Students would be likely to learn more in college and academic rigor would be increased, say two higher-education leaders, if faculty members and accountability advocates focused on a deceptively simple idea: Ask students to produce original work and judge them on it, not on how they perform on standardized tests or how many hours they spend in class.
This idea underlies a new paper, by Peter T. Ewell, vice president of the National Center for Higher Education Management Systems, and its afterword, by Carol Geary Schneider, president of the Association of American Colleges and Universities.
The paper and afterword were released on Thursday by the National Institute for Learning Outcomes Assessment, which advocates for the use of assessment data to improve undergraduate education.
The two documents elaborate on a framework for student learning, called the Degree Qualifications Profile, put forth two years ago by the Lumina Foundation, which also supports the assessment institute. The degree profile has since been tested by about 220 colleges and is undergoing revision.
The degree profile seeks to consistently and clearly describe common principles about what a college degree means at different levels of attainment, while still allowing for variations in disciplines and institutions.
The paper and its afterword offer practical examples of how the degree profile works while also seeking to reinvigorate the effort. The documents also arrive as worries fester about how much students learn, and interest grows in finding new ways to certify student learning beyond traditional measures like how much time students spend in class or how many credits they amass.
The paper and afterword aim to rebut critics who accuse those behind the degree profile of seeking to pave the way for widespread standardized testing in higher education.
The opposite is true, Ms. Schneider wrote. The degree profile was designed to de-emphasize standardized tests and to bring faculty judgment and the work of students to the center of higher education.
“College must prepare learners to deal with the complex and uncertain, not just with the rote and routine,” she wrote. “Multiple-choice tests will not meet this standard.”
Making ‘Mush’ Solid
Ms. Schneider and Mr. Ewell drafted the degree profile two years ago with Clifford Adelman, a senior associate at the Institute for Higher Education Policy, and Paul L. Gaston, III, a professor of English at Kent State University.
The degree profile is an effort to describe what students who earn associate, bachelor’s, or master’s degrees should be able to do by the time they graduate. It spells out reference points for what students should be learning and demonstrating at the three degree levels, and does so in five areas: broad, integrative knowledge; specialized knowledge; intellectual skills; applied learning; and civic learning.
Quickly grasping the degree profile is not easy. The graphical representation of it looks like a pentagon being stretched by a multicolored spider’s web. An expert who was receptive to the degree profile described the task of finding practical ways to use it as “pretty mushy stuff.”

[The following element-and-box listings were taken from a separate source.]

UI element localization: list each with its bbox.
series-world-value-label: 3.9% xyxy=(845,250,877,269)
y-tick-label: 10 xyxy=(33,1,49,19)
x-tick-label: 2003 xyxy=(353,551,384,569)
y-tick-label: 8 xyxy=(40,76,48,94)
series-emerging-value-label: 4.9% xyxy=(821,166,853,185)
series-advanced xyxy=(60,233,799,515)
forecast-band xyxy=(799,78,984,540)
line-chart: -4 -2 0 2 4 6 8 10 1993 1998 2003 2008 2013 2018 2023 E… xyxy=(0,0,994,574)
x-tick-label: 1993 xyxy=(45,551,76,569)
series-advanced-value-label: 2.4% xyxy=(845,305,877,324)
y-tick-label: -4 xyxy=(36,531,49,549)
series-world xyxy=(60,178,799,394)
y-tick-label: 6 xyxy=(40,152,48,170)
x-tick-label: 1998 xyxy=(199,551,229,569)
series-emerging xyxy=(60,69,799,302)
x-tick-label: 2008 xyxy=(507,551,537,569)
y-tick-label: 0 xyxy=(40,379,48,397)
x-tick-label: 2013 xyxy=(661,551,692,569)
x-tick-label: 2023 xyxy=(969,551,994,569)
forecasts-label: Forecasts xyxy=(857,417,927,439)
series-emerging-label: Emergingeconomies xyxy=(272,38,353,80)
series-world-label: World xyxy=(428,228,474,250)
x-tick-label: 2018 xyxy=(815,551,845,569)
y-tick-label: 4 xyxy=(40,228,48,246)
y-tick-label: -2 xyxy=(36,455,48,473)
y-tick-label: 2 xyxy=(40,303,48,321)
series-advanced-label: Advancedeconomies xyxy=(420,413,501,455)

Mr. Ewell’s paper seeks to bring some solidity to the mush. The degree profile pushes faculty members to assign students tasks in which they must produce something, whether a research paper, a class project, a portfolio of work, or a performance, he wrote.
“Merely identifying a ‘correct’ answer from a set of posed alternatives is not a production task,” Mr. Ewell wrote, referring to the common use of multiple-choice tests. “Simply put, the construction of the assignment must unavoidably elicit a demonstration of the competency.”
Learning outcomes for many courses and syllabi include language like “appreciate” or “value,” which the degree profile’s authors find vague and unlikely to prod students to create work that demonstrates what they know. Instead, the degree profile emphasizes concrete, active verbs like “construct,” “explain,” “assess,” and “create.”
Mr. Ewell also offered examples of the degree profile in action.
A student at the bachelor’s level, for instance, might demonstrate his or her specialized knowledge by writing a short essay analyzing the logic of creationists who argue that the Second Law of Thermodynamics supports their point of view. The natural direction of change is from complexity to simplicity, the law states, so the complex human life form cannot have evolved from more primitive forms of life, some creationists say. The assignment might tell students to describe the kind of logic the creationists are using and to analyze the critiques for and against their argument.
Once students write such an essay, faculty members must rigorously evaluate the work. An increasingly common tool used for this purpose is a rubric, or a structured grading guide.
Such assignments and evaluations are often not the norm, the authors acknowledge. If professors use multiple-choice tests, grade essays according to opaque standards, or spend more time lecturing students than asking them to create work of their own, it reflects how most of them were trained.
“We’re not taught to think about these things in graduate school,” said Mr. Adelman. One objective of the degree profile, he said, is to put more power in the hands of faculty members. But such a transition also would put more pressure on them to teach students and to help them improve.
Faculty members will need to change their assignments so they elicit the kind of behavior supported by the degree profile.
“You do this stuff all the time,” Mr. Adelman said, describing the message to faculty members. “Just do it better.”